Anna Song, Michigan State University

Anna earned her Bachelor degree in Materials Science and Engineering from Beijing University of Chemical Technology in China. She graduates with an honour of excellent graduation thesis in her undergraduate project on the poly(lactic acid) nano-porous scaffolds for bone tissue engineering.

Anna is now a second year Ph.D. student in Chemical Engineering and Materials Science in Michigan State University. Her current research topic is the preparation of biodegradable polymeric micro/nanoparticles and their application in drug delivery, tissue engineering, food safety and biomedical Nuclear Magnetic Resonance (NMR).


Preparation of poly(lactic acid)/polystyrene bioblend hollow microparticles embedded with nanoparticles via a one-step emulsion-diffusion method

Poly(lactic acid) (PLA) is widely used in packaging, biomedical engineering and pharmacy industry because of its biodegradation and biocompatibility. However, the brittleness and high cost of PLA limit its application. PLA combined with polystyrene (PS) has been considered as a potential bioblend since it reduces the cost compared with pure PLA and improve the degradation rate of PS.

In this work, PLA and PS have been dissolved in ethyl acetate under heating, which is a good solvent for PLA but a non-good solvent for PS. This PLA/PS blending solution has then been mixed with a 1:1(v/v) water/glycerol system to form an oil-in-water emulsion, which is followed by the diffusion process to obtain the spherical particles. From the SEM result, hollow microparticles embedded with nanoparticles can be clearly observed.

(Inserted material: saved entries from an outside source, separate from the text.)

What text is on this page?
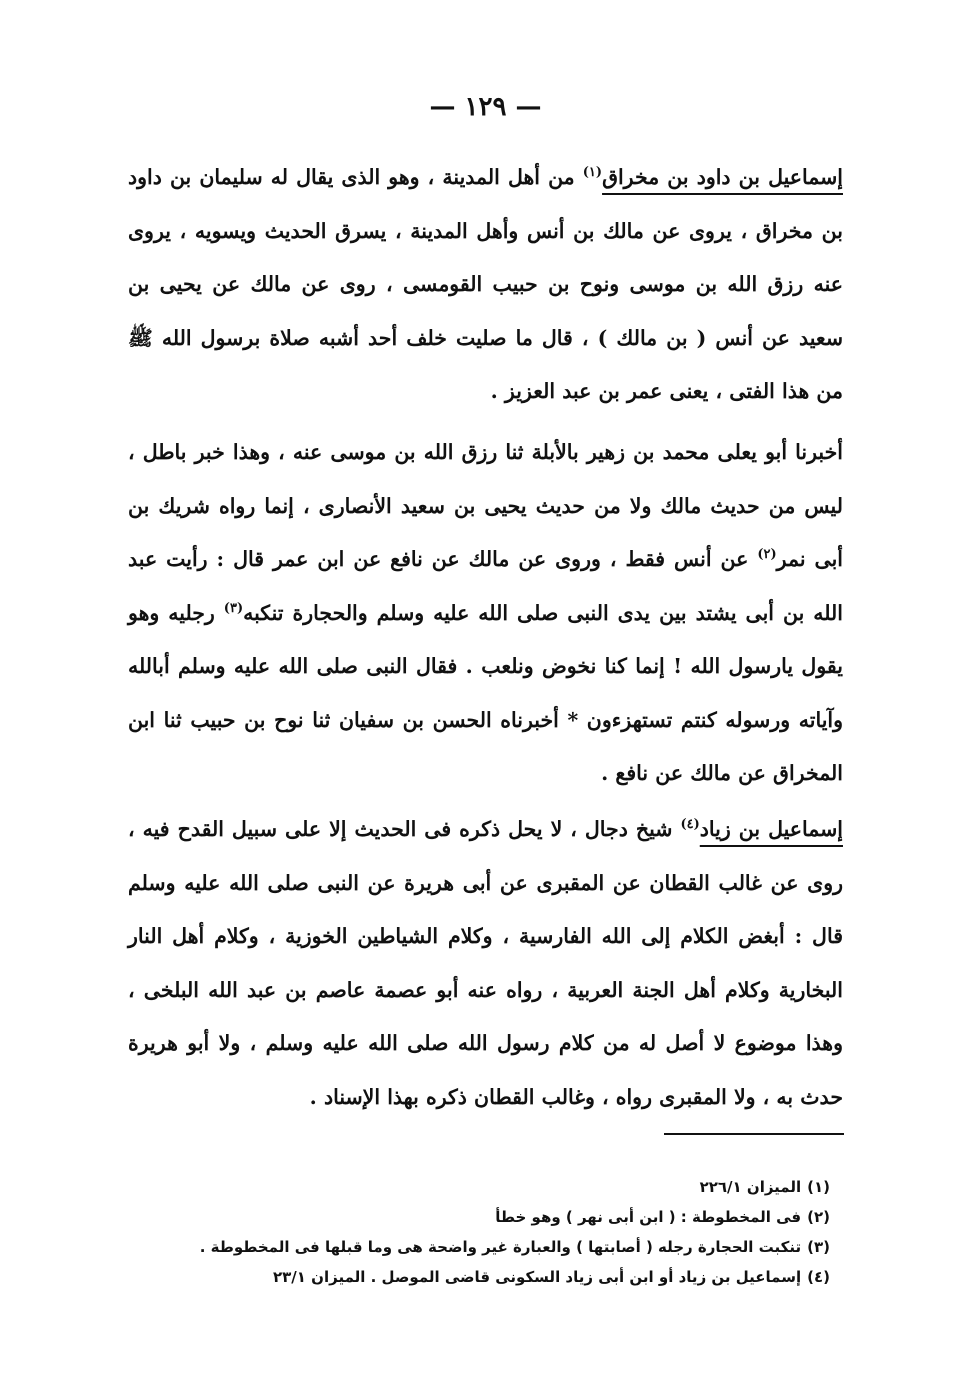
— ١٢٩ —

إسماعيل بن داود بن مخراق$^{(١)}$ من أهل المدينة ، وهو الذى يقال له سليمان بن داود بن مخراق ، يروى عن مالك بن أنس وأهل المدينة ، يسرق الحديث ويسويه ، يروى عنه رزق الله بن موسى ونوح بن حبيب القومسى ، روى عن مالك عن يحيى بن سعيد عن أنس ( بن مالك ) ، قال ما صليت خلف أحد أشبه صلاة برسول الله ﷺ من هذا الفتى ، يعنى عمر بن عبد العزيز .

أخبرنا أبو يعلى محمد بن زهير بالأبلة ثنا رزق الله بن موسى عنه ، وهذا خبر باطل ، ليس من حديث مالك ولا من حديث يحيى بن سعيد الأنصارى ، إنما رواه شريك بن أبى نمر$^{(٢)}$ عن أنس فقط ، وروى عن مالك عن نافع عن ابن عمر قال : رأيت عبد الله بن أبى يشتد بين يدى النبى صلى الله عليه وسلم والحجارة تنكبه$^{(٣)}$ رجليه وهو يقول يارسول الله ! إنما كنا نخوض ونلعب . فقال النبى صلى الله عليه وسلم أبالله وآياته ورسوله كنتم تستهزءون * أخبرناه الحسن بن سفيان ثنا نوح بن حبيب ثنا ابن المخراق عن مالك عن نافع .

إسماعيل بن زياد$^{(٤)}$ شيخ دجال ، لا يحل ذكره فى الحديث إلا على سبيل القدح فيه ، روى عن غالب القطان عن المقبرى عن أبى هريرة عن النبى صلى الله عليه وسلم قال : أبغض الكلام إلى الله الفارسية ، وكلام الشياطين الخوزية ، وكلام أهل النار البخارية وكلام أهل الجنة العربية ، رواه عنه أبو عصمة عاصم بن عبد الله البلخى ، وهذا موضوع لا أصل له من كلام رسول الله صلى الله عليه وسلم ، ولا أبو هريرة حدث به ، ولا المقبرى رواه ، وغالب القطان ذكره بهذا الإسناد .

(١)الميزان ٢٢٦/١
(٢)فى المخطوطة : ( ابن أبى نهر ) وهو خطأ
(٣)تنكبت الحجارة رجله ( أصابتها ) والعبارة غير واضحة هى وما قبلها فى المخطوطة .
(٤)إسماعيل بن زياد أو ابن أبى زياد السكونى قاضى الموصل . الميزان ٢٣/١
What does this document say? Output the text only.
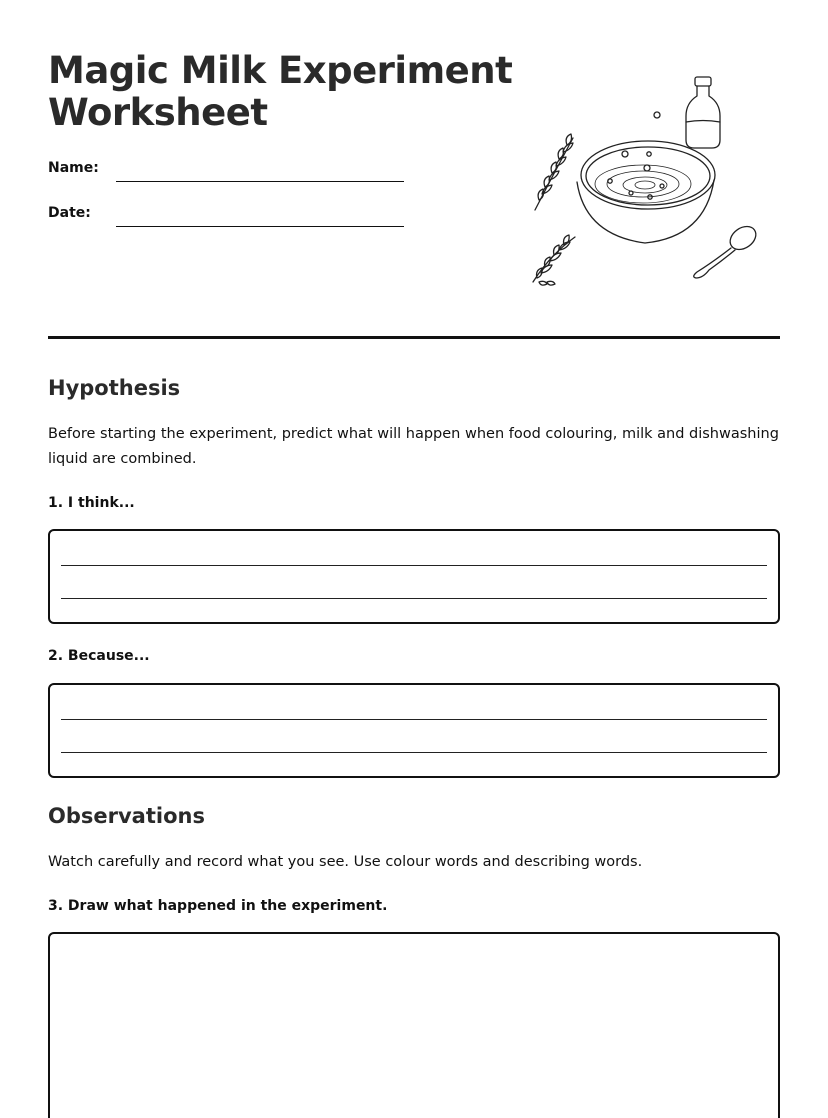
Magic Milk Experiment Worksheet
Name:
Date:
Hypothesis

Before starting the experiment, predict what will happen when food colouring, milk and dishwashing liquid are combined.

1. I think...
2. Because...
Observations

Watch carefully and record what you see. Use colour words and describing words.

3. Draw what happened in the experiment.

Electron energy loss spectroscopy (EELS) will be employed to define the composition of the dispersive nanoparticles and the continuous phase of the microparticles respectively. This type of microparticles can be used to design a 'two-stage', long time release system for antimicrobial food packaging and drug delivery due to the two separated polymer phases. The encapsulation and release of antimicrobials will be carried on in the future work.